Birth of the Modern World
This course offers students an introduction to historical thinking and scholarship on racism. Although the term itself did not come into common usage until 1920s and 1930s, as a set of ideas (and as a social practice), racism has a much longer history. But how far back does it go? One of our core goals in this course will be to examine how (and when) (and where) ideas about “race” and “races” came into being, how they circulated and changed over time, and how they related to (and often served to justify) social processes such as colonial conquest, slavery, migration restriction, labor regimentation, state formation, war, and genocide. In addition to tracing the development of racism in history, we will also study its counterpart: anti-racism. How have anti-racist ideas and resistance movements evolved over time and across space—and to what effect?

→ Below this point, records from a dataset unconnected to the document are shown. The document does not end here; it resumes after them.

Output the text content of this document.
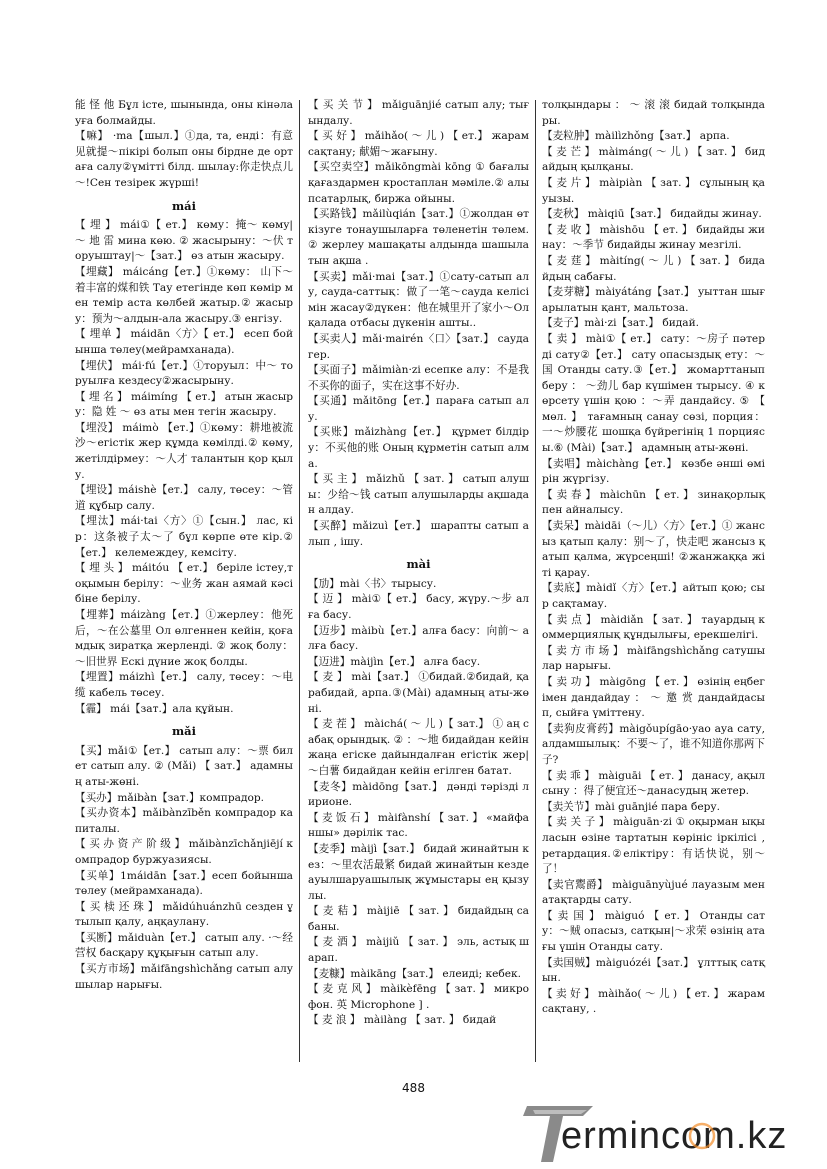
能 怪 他 Бұл істе, шынында, оны кінәлауға болмайды.

【嘛】 ·ma【шыл.】①да, та, енді：有意见就提～пікірі болып оны бірдне де ортаға салу②үміттi білд. шылау:你走快点儿～!Сен тезірек жүрші!

mái

【 埋 】 mái①【 ет.】 көму：掩～ көму|～ 地 雷 мина көю. ② жасырыну：～伏 торуыштау|～【зат.】 өз атын жасыру.

【埋藏】 máicáng【ет.】①көму： 山下～着丰富的煤和铁 Тау етегінде көп көмір мен темір аста көлбей жатыр.② жасыру：预为～алдын-ала жасыру.③ енгізу.

【 埋单 】 máidān〈方〉【 ет.】 есеп бойынша төлеу(мейрамханада).

【埋伏】 mái·fú【ет.】①торуыл：中～ торуылға кездесу②жасырыну.

【 埋 名 】 máimíng 【 ет.】 атын жасыру：隐 姓 ～ өз аты мен тегін жасыру.

【埋没】 máimò 【ет.】①көму：耕地被流沙～егістік жер құмда көмілді.② көму, жетілдірмеу：～人才 талантын қор қылу.

【埋设】máishè【ет.】 салу, төсеу：～管道 құбыр салу.

【埋汰】mái·tai〈方〉①【сын.】 лас, кір：这条被子太～了 бұл көрпе өте кір.②【ет.】 келемеждеу, кемсіту.

【 埋 头 】 máitóu 【 ет.】 беріле істеу,тоқымын берілу：～业务 жан аямай кәсібіне берілу.

【埋葬】máizàng【ет.】①жерлеу：他死后，～在公墓里 Ол өлгеннен кейін, қоғамдық зиратқа жерленді. ② жоқ болу：～旧世界 Ескі дүние жоқ болды.

【埋置】máizhì【ет.】 салу, төсеу：～电缆 кабель төсеу.

【霾】 mái【зат.】ала құйын.

mǎi

【买】mǎi①【ет.】 сатып алу：～票 билет сатып алу. ② (Mǎi) 【 зат.】 адамның аты-жөні.

【买办】mǎibàn【зат.】компрадор.

【买办资本】mǎibànzīběn компрадор капиталы.

【 买 办 资 产 阶 级 】 mǎibànzīchǎnjiējí компрадор буржуазиясы.

【买单】1máidān【зат.】есеп бойынша төлеу (мейрамханада).

【 买 椟 还 珠 】 mǎidúhuánzhū сезден ұтылып қалу, аңқаулану.

【买断】mǎiduàn【ет.】 сатып алу. ·～经营权 басқару құқығын сатып алу.

【买方市场】mǎifāngshìchǎng сатып алушылар нарығы.

【 买 关 节 】 mǎiguānjié сатып алу; тығындалу.

【 买 好 】 mǎihǎo( ～ 儿 ) 【 ет.】 жарамсақтану; 献媚～жағыну.

【买空卖空】mǎikōngmài kōng ① бағалы қағаздармен кростаплан мәміле.② алыпсатарлық, биржа ойыны.

【买路钱】mǎilùqián【зат.】①жолдан өткізуге тонаушыларға төленетін төлем.② жерлеу машақаты алдында шашылатын ақша .

【买卖】mǎi·mai【зат.】①сату-сатып алу, сауда-саттық：做了一笔～сауда келісімін жасау②дүкен：他在城里开了家小～Ол қалада отбасы дүкенін ашты..

【买卖人】mǎi·mairén〈口〉【зат.】 саудагер.

【买面子】mǎimiàn·zi есепке алу：不是我不买你的面子，实在这事不好办.

【买通】mǎitōng【ет.】параға сатып алу.

【买账】mǎizhàng【ет.】 құрмет білдіру：不买他的账 Оның құрметін сатып алма.

【 买 主 】 mǎizhǔ 【 зат. 】 сатып алушы：少给～钱 сатып алушыларды ақшадан алдау.

【买醉】mǎizuì【ет.】 шарапты сатып алып , ішу.

mài

【劢】mài〈书〉тырысу.

【 迈 】 mài①【 ет.】 басу, жүру.～步 алға басу.

【迈步】màibù【ет.】алға басу：向前～ алға басу.

【迈进】màijìn【ет.】 алға басу.

【 麦 】 mài【зат.】 ①бидай.②бидай, қарабидай, арпа.③(Mài) адамның аты-жөні.

【 麦 茬 】 màichá( ～ 儿 )【 зат.】 ① аң сабақ орындық. ② ：～地 бидайдан кейін жаңа егіске дайындалған егістік жер|～白薯 бидайдан кейін егілген батат.

【麦冬】màidōng【зат.】 дәнді тәрізді лирионе.

【 麦 饭 石 】 màifànshí 【 зат. 】 «майфаншы» дәрілік тас.

【麦季】màijì【зат.】 бидай жинайтын кез：～里农活最紧 бидай жинайтын кезде ауылшаруашылық жұмыстары ең қызулы.

【 麦 秸 】 màijiē 【 зат. 】 бидайдың сабаны.

【 麦 酒 】 màijiǔ 【 зат. 】 эль, астық шарап.

【麦糠】màikāng【зат.】 елеиді; кебек.

【 麦 克 风 】 màikèfēng 【 зат. 】 микрофон. 英 Microphone ] .

【 麦 浪 】 màilàng 【 зат. 】 бидай

толқындары ： ～ 滚 滚 бидай толқындары.

【麦粒肿】màilìzhǒng【зат.】 арпа.

【 麦 芒 】 màimáng( ～ 儿 ) 【 зат. 】 бидайдың қылқаны.

【 麦 片 】 màipiàn 【 зат. 】 сұлының қауызы.

【麦秋】 màiqiū【зат.】 бидайды жинау.

【 麦 收 】 màishōu 【 ет. 】 бидайды жинау：～季节 бидайды жинау мезгілі.

【 麦 莛 】 màitíng( ～ 儿 ) 【 зат. 】 бидайдың сабағы.

【麦芽糖】màiyátáng【зат.】 уыттан шығарылатын қант, мальтоза.

【麦子】mài·zi【зат.】 бидай.

【 卖 】 mài①【 ет.】 сату：～房子 пәтерді сату②【ет.】 сату опасыздық ету：～国 Отанды сату.③【ет.】 жомарттанып беру ： ～劲儿 бар күшімен тырысу. ④ көрсету үшін қою ：～弄 дандайсу. ⑤ 【 мөл. 】 тағамның санау сөзі, порция：一～炒腰花 шошқа бүйрегінің 1 порциясы.⑥ (Mài)【зат.】 адамның аты-жөні.

【卖唱】màichàng【ет.】 көзбе әнші өмірін жүргізу.

【 卖 春 】 màichūn 【 ет. 】 зинақорлықпен айналысу.

【卖呆】màidāi（～儿）〈方〉【ет.】① жансыз қатып қалу：别～了，快走吧 жансыз қатып қалма, жүрсеңші! ②жанжаққа жіті қарау.

【卖底】màidǐ〈方〉【ет.】айтып қою; сыр сақтамау.

【 卖 点 】 màidiǎn 【 зат. 】 тауардың коммерциялық құндылығы, ерекшелігі.

【 卖 方 市 场 】 màifāngshìchǎng сатушылар нарығы.

【 卖 功 】 màigōng 【 ет. 】 өзінің еңбегімен дандайдау ： ～ 邀 赏 дандайдасып, сыйға үміттену.

【卖狗皮膏药】màigǒupígāo·yao ауа сату, алдамшылық：不要～了，谁不知道你那两下子?

【 卖 乖 】 màiguāi 【 ет. 】 данасу, ақылсыну ：得了便宜还～данасудың жетер.

【卖关节】mài guānjié пара беру.

【 卖 关 子 】 màiguān·zi ① оқырман ықыласын өзіне тартатын көрініс іркілісі , ретардация.②еліктіру：有话快说，别～了！

【卖官鬻爵】 màiguānyùjué лауазым мен атақтарды сату.

【 卖 国 】 màiguó 【 ет. 】 Отанды сату：～贼 опасыз, сатқын|～求荣 өзінің атағы үшін Отанды сату.

【卖国贼】màiguózéi【зат.】 ұлттық сатқын.

【 卖 好 】 màihǎo( ～ 儿 ) 【 ет. 】 жарамсақтану, .

488
ermincom.kz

Without a doubt, these are big questions to address in just 7 weeks. To lend our project coherence, we will pay particular attention to the ways that ideas about race, racism, and anti-racism travel. In this respect, our learning will build upon the skills and insights of global and transnational history as developed in the 100-level course, Birth of the Modern World—which is a pre-requisite for ours. How have “racisms” and “anti-racisms” in different historical and geographic settings compared with and/or influenced one another? How have ideas and practices been translated from one location to next? And, crucially: how might a historical understanding of these experiences inform our engagement in transnational debates about racism in our own day and age? Perhaps the ultimate goal of this course is to prepare you to enter into those debates in an informed, curious, and empathetic way.
Overall, this course will help you develop 1) content knowledge about the evolution of racisms in global history, and 2) practical skills in historiographical analysis: summarizing, comparing, analyzing, and evaluating the way scholars have asked and attempted to answer historical questions about this perennially vexing topic.
Upon successful completion of the course, you should be able to:
understand how the concept of “race” emerged in history and how its uses have evolved over time and varied across space;
identify and compare different historical approaches to the study of racism;
reflect critically and empathetically on the ways that racism has shaped different societies, including our own; and,
write a clearly reasoned historiographical essay.
Once available, timetables will be published here.
Mode of instruction
This course will proceed primarily as a seminar, meeting for two 2-hour sessions per week. On some days, I will open with a brief presentation that contextualizes or expands upon the content in the assigned readings. On others, we will jump right into an analysis of the readings—often beginning with small-group discussion. The most important thing to keep in mind is that in order to get something out of this course, you need to keep up with the reading material for every session. If you are not keen on doing some serious reading—and coming prepared to discuss it in depth at every session—this is not the course for you.
class participation (15%)
web posts – part 1 (15%)
web posts, part 2 - including final synthetic post and annotations of all of the posts in one portfolio - (30%)
final synthetic essay (40%)
There will be a Blackboard site available for this course. Students will be enrolled at least one week before the start of classes.
Readings will be made available on Blackboard.